Entrevue avec Renan Luce | Une histoire de famille

Renan Luce est une vedette en France. Son troisième album D’une tonne à un tout petit poids sorti en avril 2014 fut bien reçu du public et de la critique, amenant l’artiste à être des FrancoFolies 2015 en programme double avec Jérôme Minière demain ce mardi 16 juin au Club Soda. Cet événement permet à l’artiste de renouer avec le public québécois qu’il n’a pas souvent la chance de côtoyer.

La musique et le monde du spectacle font partie de la vie de Renan Luce depuis longtemps. L’apprentissage de plusieurs instruments pendant son enfance et les nombreuses sorties culturelles faites en famille ont façonné l’imaginaire du jeune Luce. C’est dans cet univers qu’une carrière de musicien a pris forme et est rapidement devenue le but à atteindre, le chemin à suivre.

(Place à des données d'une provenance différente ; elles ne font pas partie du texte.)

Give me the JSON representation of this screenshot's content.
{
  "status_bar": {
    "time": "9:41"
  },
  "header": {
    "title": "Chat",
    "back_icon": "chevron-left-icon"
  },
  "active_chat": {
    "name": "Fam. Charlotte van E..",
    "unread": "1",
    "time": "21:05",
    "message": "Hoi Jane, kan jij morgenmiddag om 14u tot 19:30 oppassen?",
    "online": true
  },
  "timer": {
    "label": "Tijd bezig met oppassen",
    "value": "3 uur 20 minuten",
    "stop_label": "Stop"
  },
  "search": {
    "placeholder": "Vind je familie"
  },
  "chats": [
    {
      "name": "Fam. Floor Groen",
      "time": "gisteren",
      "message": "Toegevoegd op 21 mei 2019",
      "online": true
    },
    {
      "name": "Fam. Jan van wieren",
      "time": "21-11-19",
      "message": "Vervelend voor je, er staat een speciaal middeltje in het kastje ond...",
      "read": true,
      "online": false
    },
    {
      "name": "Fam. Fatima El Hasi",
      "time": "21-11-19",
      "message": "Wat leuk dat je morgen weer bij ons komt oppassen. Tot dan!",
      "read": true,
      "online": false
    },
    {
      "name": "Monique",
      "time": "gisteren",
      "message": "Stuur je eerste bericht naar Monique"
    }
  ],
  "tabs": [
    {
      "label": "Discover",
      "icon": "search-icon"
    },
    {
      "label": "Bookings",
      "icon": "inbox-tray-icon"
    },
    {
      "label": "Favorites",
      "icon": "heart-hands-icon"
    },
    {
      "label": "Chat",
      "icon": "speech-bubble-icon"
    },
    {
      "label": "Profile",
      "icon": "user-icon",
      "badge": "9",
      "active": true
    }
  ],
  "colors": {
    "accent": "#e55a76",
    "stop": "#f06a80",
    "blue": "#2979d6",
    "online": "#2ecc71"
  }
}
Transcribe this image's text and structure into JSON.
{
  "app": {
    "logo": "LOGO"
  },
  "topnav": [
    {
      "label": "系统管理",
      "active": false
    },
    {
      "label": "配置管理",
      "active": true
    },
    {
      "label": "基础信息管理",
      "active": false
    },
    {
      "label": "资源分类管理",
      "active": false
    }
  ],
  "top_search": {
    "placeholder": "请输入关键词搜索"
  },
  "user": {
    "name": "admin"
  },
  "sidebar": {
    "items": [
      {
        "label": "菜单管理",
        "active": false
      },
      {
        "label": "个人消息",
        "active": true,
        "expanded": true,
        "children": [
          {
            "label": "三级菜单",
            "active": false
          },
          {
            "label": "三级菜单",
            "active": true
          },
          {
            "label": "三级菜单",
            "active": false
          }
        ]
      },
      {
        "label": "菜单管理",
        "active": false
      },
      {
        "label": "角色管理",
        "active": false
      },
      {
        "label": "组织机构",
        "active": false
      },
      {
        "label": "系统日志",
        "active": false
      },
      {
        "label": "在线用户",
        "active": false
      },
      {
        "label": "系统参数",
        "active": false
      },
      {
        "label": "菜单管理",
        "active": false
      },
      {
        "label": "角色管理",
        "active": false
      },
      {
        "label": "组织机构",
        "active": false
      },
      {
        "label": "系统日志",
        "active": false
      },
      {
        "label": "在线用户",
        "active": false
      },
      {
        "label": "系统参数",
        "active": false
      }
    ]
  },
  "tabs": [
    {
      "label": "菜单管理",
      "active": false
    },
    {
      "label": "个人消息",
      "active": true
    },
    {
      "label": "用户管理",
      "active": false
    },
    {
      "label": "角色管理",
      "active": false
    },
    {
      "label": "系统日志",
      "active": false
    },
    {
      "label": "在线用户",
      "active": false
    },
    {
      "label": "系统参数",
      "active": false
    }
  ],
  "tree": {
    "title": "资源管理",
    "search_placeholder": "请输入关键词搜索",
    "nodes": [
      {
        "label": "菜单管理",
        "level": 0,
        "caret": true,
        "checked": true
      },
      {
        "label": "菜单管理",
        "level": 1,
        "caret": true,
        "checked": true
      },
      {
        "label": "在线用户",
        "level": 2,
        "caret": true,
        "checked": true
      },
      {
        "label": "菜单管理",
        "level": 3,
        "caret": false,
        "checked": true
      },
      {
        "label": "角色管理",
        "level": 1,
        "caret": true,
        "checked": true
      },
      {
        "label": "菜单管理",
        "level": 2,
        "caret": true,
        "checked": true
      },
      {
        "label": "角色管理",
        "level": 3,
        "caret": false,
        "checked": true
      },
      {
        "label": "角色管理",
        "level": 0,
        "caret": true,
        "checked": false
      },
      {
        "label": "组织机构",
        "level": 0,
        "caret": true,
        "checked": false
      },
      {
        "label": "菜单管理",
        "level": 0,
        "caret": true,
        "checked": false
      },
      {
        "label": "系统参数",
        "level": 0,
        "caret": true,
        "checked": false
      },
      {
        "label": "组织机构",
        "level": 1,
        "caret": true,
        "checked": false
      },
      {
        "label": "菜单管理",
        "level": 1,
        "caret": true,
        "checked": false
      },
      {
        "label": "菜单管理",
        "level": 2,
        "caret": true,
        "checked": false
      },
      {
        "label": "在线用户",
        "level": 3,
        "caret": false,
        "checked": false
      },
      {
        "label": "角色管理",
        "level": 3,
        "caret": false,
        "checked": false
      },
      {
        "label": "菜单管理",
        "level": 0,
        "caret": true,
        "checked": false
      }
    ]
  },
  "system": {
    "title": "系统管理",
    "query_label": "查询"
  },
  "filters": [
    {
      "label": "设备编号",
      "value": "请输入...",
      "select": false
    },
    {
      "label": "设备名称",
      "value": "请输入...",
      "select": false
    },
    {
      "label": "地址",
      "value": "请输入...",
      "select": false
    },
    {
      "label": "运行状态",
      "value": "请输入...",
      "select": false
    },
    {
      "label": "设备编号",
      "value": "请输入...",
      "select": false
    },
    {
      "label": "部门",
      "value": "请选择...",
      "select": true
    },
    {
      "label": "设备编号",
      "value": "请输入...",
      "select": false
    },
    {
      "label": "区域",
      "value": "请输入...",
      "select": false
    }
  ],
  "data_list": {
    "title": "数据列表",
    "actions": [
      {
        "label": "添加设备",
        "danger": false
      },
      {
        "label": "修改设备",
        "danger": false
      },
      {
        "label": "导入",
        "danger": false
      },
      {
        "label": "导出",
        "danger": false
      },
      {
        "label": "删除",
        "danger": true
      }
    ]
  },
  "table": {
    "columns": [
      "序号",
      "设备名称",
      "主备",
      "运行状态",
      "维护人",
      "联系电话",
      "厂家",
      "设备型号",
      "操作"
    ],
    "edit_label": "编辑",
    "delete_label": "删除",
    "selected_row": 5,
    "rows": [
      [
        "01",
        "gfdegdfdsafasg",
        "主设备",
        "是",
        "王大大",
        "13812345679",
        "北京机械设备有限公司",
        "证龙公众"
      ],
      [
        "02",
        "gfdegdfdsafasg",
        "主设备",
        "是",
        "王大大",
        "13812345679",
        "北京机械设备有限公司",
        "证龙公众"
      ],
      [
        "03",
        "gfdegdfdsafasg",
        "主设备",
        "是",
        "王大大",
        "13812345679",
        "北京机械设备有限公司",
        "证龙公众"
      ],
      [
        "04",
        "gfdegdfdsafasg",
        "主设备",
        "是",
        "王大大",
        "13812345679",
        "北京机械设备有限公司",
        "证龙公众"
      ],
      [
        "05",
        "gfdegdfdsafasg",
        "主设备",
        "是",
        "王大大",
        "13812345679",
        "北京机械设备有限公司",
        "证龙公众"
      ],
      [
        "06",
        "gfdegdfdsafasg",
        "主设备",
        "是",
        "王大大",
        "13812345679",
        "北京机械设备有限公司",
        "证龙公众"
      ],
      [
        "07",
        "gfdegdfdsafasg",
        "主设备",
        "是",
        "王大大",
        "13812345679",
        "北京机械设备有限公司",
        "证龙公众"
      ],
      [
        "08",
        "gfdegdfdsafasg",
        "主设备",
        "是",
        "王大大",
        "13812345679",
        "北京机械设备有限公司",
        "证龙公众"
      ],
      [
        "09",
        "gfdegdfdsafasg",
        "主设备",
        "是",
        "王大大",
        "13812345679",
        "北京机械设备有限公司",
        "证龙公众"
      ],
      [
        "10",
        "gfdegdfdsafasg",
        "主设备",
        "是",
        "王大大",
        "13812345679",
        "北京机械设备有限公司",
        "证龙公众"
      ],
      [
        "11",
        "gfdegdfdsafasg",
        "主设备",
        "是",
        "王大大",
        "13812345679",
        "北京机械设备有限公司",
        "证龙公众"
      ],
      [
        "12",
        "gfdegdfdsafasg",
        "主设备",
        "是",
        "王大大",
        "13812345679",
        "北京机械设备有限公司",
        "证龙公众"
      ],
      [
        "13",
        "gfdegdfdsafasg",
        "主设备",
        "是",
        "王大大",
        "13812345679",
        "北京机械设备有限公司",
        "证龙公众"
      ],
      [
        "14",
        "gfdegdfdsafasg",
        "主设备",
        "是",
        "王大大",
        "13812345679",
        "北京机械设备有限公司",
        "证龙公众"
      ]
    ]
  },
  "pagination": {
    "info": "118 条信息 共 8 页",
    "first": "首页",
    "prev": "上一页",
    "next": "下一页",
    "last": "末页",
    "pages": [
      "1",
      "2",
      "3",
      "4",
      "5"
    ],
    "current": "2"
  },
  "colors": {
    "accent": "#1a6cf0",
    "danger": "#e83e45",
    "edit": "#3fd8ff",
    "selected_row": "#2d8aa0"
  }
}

À l’adolescence, Luce commence à écrire ses propres chansons et compose ses mélodies sur son instrument de prédilection, la guitare. La chance tourne pour lui lorsqu’il se voit offrir la première partie de Bénabar propulsant le jeune homme vers la carrière tant rêvée. Son premier disque, Repenti, sort en 2006, suivit bientôt par son second essai, Le Clan des Miros en 2009.

Après une longue tournée de deux ans en France, une petite fille et un nouveau studio d’enregistrement en Belgique, Luce en est maintenant à son troisième album. Celui-ci a pris un certain temps à produire, mais il avait ses raisons. « Il faut vivre des choses pour avoir de la matière, pour écrire des chansons. C’est le temps. C’est pour cela que ça a pris du temps. C’était le temps de retourner à une vie un peu plus normale, d’avoir le temps de rêver, le temps de rien faire, le temps d’observer, le temps de noter des choses. »

Photo de courtoisie, par Laurent Seroussi.

Photo de courtoisie, par Laurent Seroussi.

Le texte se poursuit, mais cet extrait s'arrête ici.